On Sunday April 19th, President Trump issued an Executive Order using the National Emergency Authority to temporarily extend deadlines for certain estimated payments of import tariffs. Simultaneously with the Presidential Proclamation, U.S. Customs and Border Protection (CBP) issued instructions and guidelines in a CSMS bulletin titled “90 Day Postponement of Payment for the Deposit of Certain Estimated Duties, Taxes, and Fees.” For entries that meet certain requirements, CBP will postpone owed payments for 90 calendar days following the deadline for payment for any entries made in March 2020 or April 2020, but will not return deposits of estimated duties, taxes, and fees that have already been paid.

The extension of certain tariff payment deadlines is designed to provide relief to importers “experiencing a significant financial hardship due to the coronavirus disease (COVID-19).” According to the CSMC bulletin, CBP has established that eligible importers do not need to file documentation with CBP to take advantage of the deferrals, but must maintain documentation in its books and recordkeeping that can prove the importer meets the requirement for relief. CBP defines its standard for “significant financial hardship” as follows:

  1. [the company has] experienced a full or partial suspension of government operations due to COVID-19 related government orders; and
  2. Its “gross receipts are less than 60 percent of the gross receipts for the comparable period in 2019.

The temporary postponement only applies to formal entries of merchandise entered, or withdrawn from a warehouse, for consumption in March, 2020 or April, 2020. However, there are certain exceptions.

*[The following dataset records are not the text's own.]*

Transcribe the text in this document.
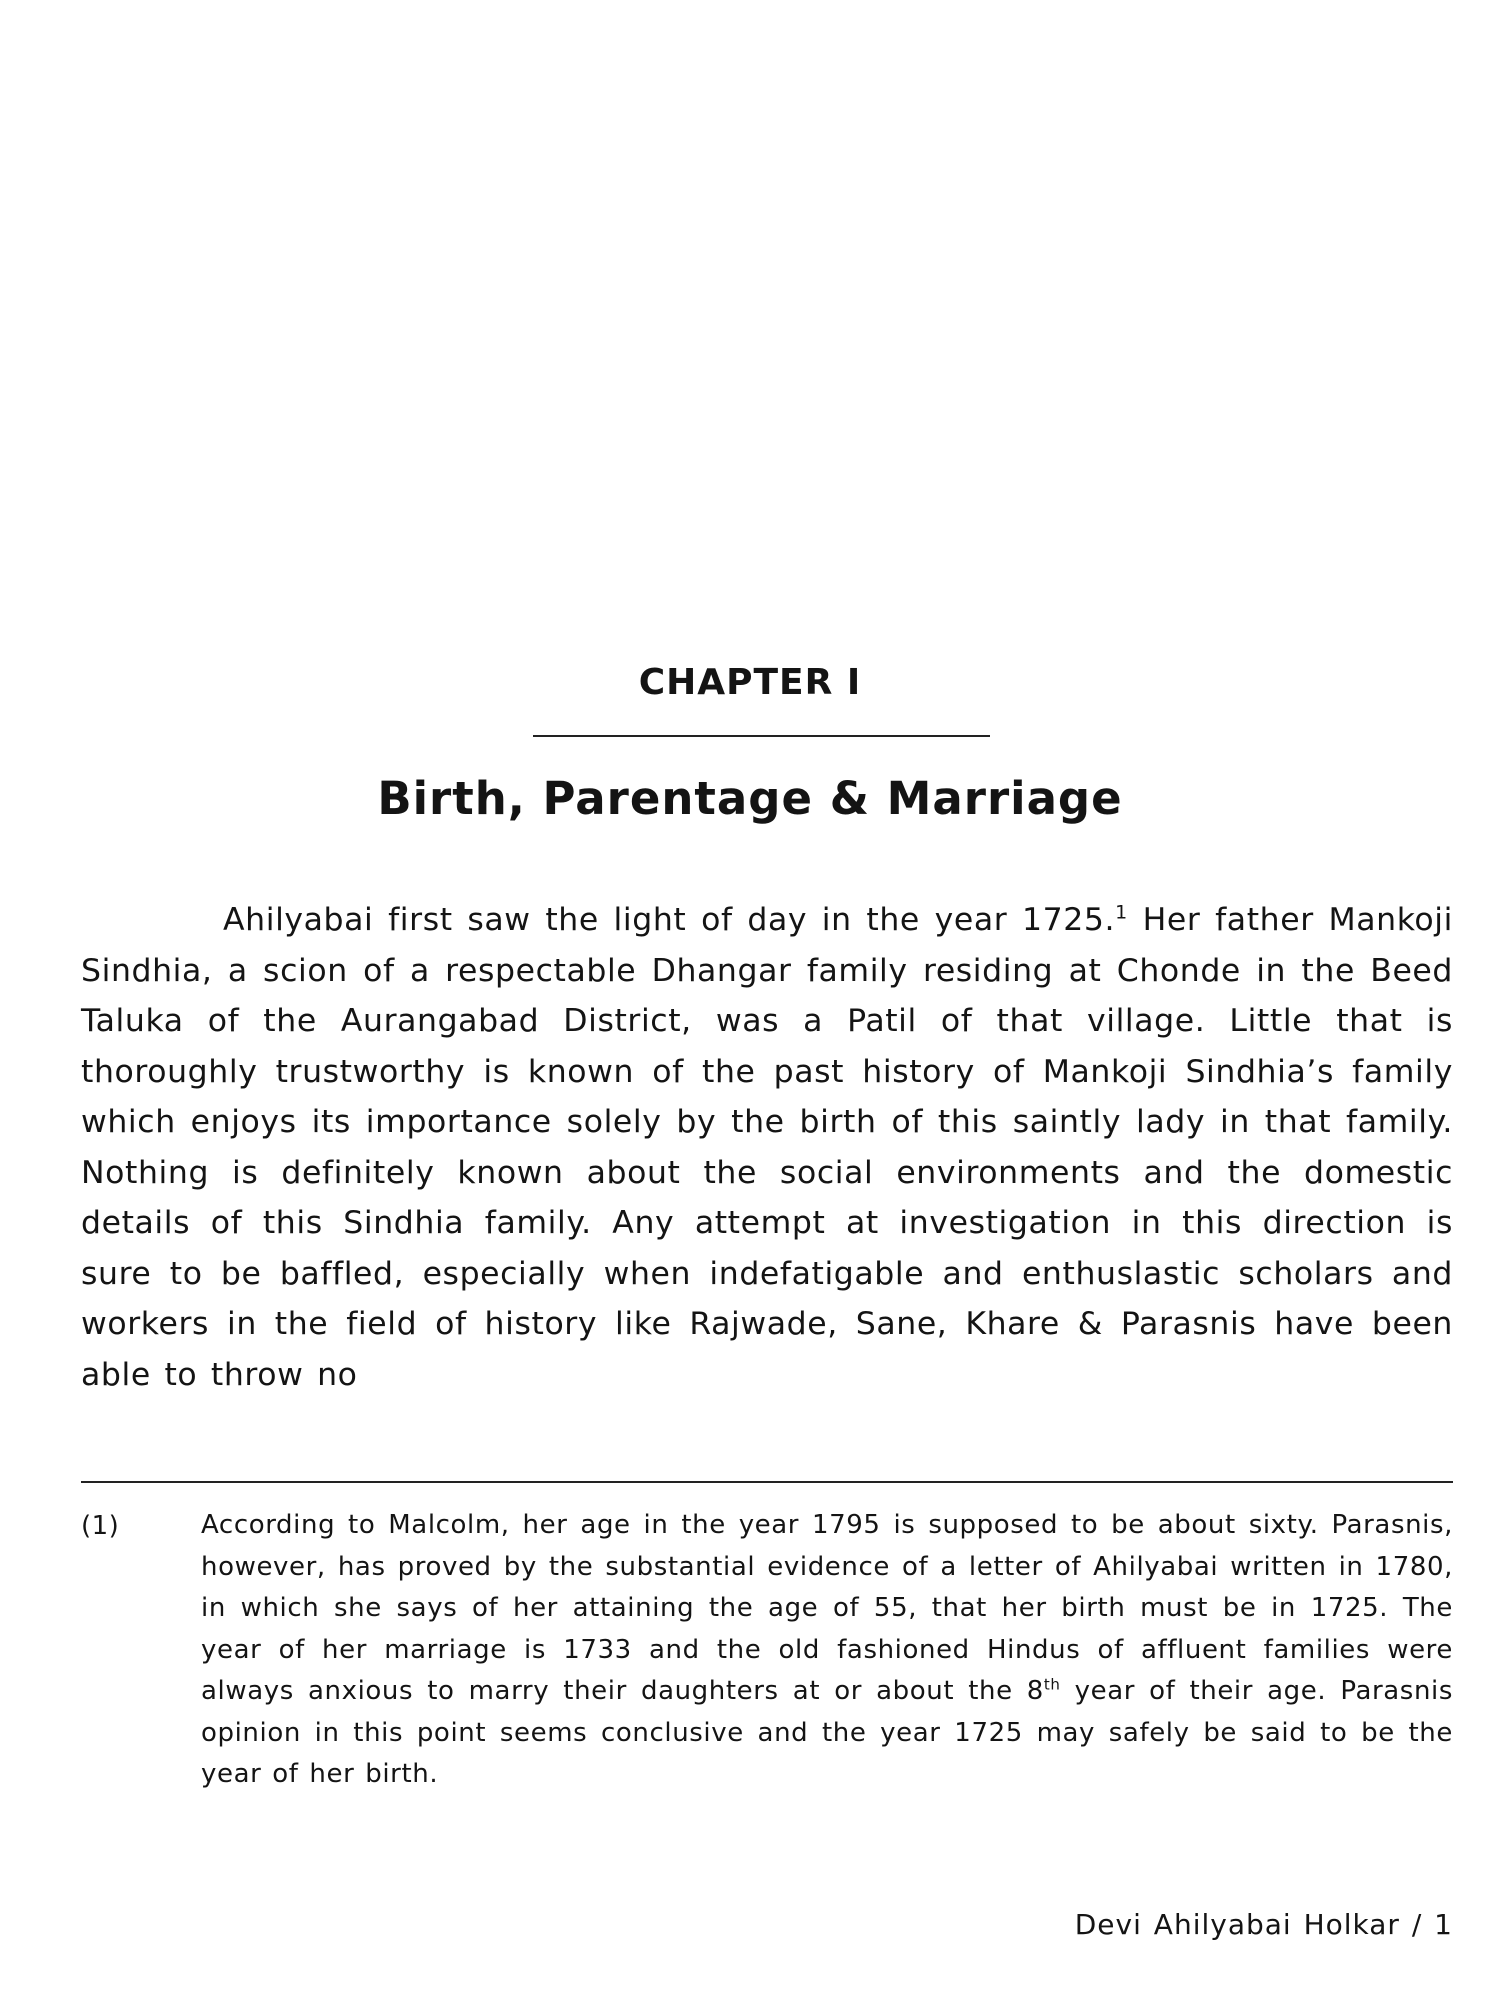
CHAPTER I
Birth, Parentage & Marriage

Ahilyabai first saw the light of day in the year 1725.$^1$ Her father Mankoji Sindhia, a scion of a respectable Dhangar family residing at Chonde in the Beed Taluka of the Aurangabad District, was a Patil of that village. Little that is thoroughly trustworthy is known of the past history of Mankoji Sindhia’s family which enjoys its importance solely by the birth of this saintly lady in that family. Nothing is definitely known about the social environments and the domestic details of this Sindhia family. Any attempt at investigation in this direction is sure to be baffled, especially when indefatigable and enthuslastic scholars and workers in the field of history like Rajwade, Sane, Khare & Parasnis have been able to throw no

(1)	According to Malcolm, her age in the year 1795 is supposed to be about sixty. Parasnis, however, has proved by the substantial evidence of a letter of Ahilyabai written in 1780, in which she says of her attaining the age of 55, that her birth must be in 1725. The year of her marriage is 1733 and the old fashioned Hindus of affluent families were always anxious to marry their daughters at or about the 8th year of their age. Parasnis opinion in this point seems conclusive and the year 1725 may safely be said to be the year of her birth.

Devi Ahilyabai Holkar / 1
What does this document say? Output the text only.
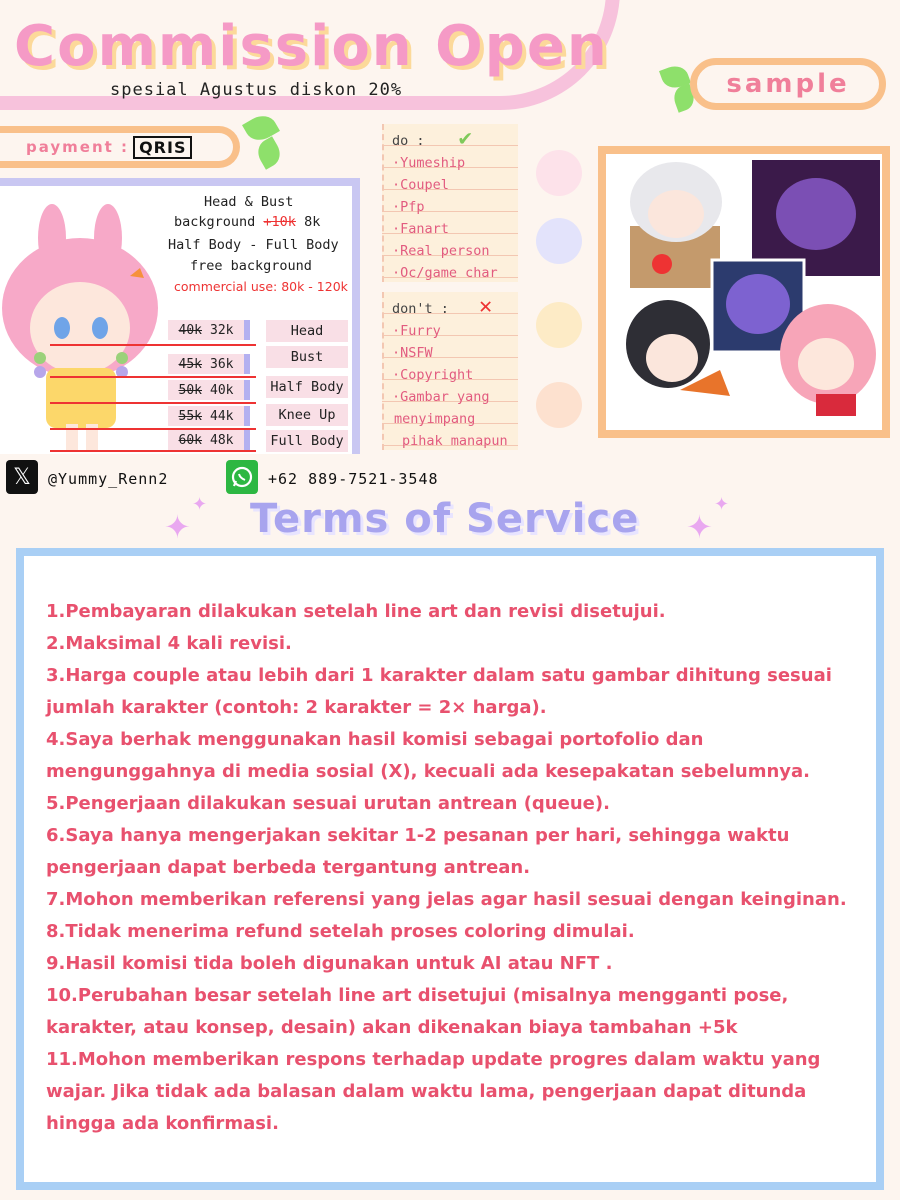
Commission Open
spesial Agustus diskon 20%	sample
payment : QRIS
Head & Bust
background +10k 8k
Half Body - Full Body
free background
commercial use: 80k - 120k
40k 32k	Head
45k 36k	Bust
50k 40k	Half Body
55k 44k	Knee Up
60k 48k	Full Body
do : ✔
·Yumeship
·Coupel
·Pfp
·Fanart
·Real person
·Oc/game char
don't : ✕
·Furry
·NSFW
·Copyright
·Gambar yang
menyimpang
pihak manapun
𝕏	@Yummy_Renn2	+62 889-7521-3548
✦
✦ Terms of Service ✦
✦

1.Pembayaran dilakukan setelah line art dan revisi disetujui.

2.Maksimal 4 kali revisi.

3.Harga couple atau lebih dari 1 karakter dalam satu gambar dihitung sesuai jumlah karakter (contoh: 2 karakter = 2× harga).

4.Saya berhak menggunakan hasil komisi sebagai portofolio dan mengunggahnya di media sosial (X), kecuali ada kesepakatan sebelumnya.

5.Pengerjaan dilakukan sesuai urutan antrean (queue).

6.Saya hanya mengerjakan sekitar 1-2 pesanan per hari, sehingga waktu pengerjaan dapat berbeda tergantung antrean.

7.Mohon memberikan referensi yang jelas agar hasil sesuai dengan keinginan.

8.Tidak menerima refund setelah proses coloring dimulai.

9.Hasil komisi tida boleh digunakan untuk AI atau NFT .

10.Perubahan besar setelah line art disetujui (misalnya mengganti pose, karakter, atau konsep, desain) akan dikenakan biaya tambahan +5k

11.Mohon memberikan respons terhadap update progres dalam waktu yang wajar. Jika tidak ada balasan dalam waktu lama, pengerjaan dapat ditunda hingga ada konfirmasi.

The deferral does not apply to duties through various trade actions listed below:

  • Section 301 Duties
  • Countervailing Duties (“CVD” Duties
  • Antidumping Duties (“AD” Duties)
  • Section 232 Duties
  • Section 201 Safeguards Actions

Furthermore, the temporary postponement does not apply to deadlines for the payments of other debts to CBP, including but not limited to “deadlines for the payment of bills for duties, taxes, fees, and interest determined to be due upon liquidation or reliquidation, deadlines for the payment of fees authorized pursuant to 19 U.S.C. 58c (except for merchandise processing fees and dutiable mail fees), or deadlines for the payment of any penalty or liquidated damages due to CBP.” Finally, the timeframe for entry summary filing has not changed.

It remains to be seen if the Trump administration will direct CBP to apply temporary duty postponements for entries in May or beyond if the financial hardships from COVID-19 continue. Companies that import goods have continued to push the administration for temporary relief to address cash flow issues while domestic industry associations have opposed such measures.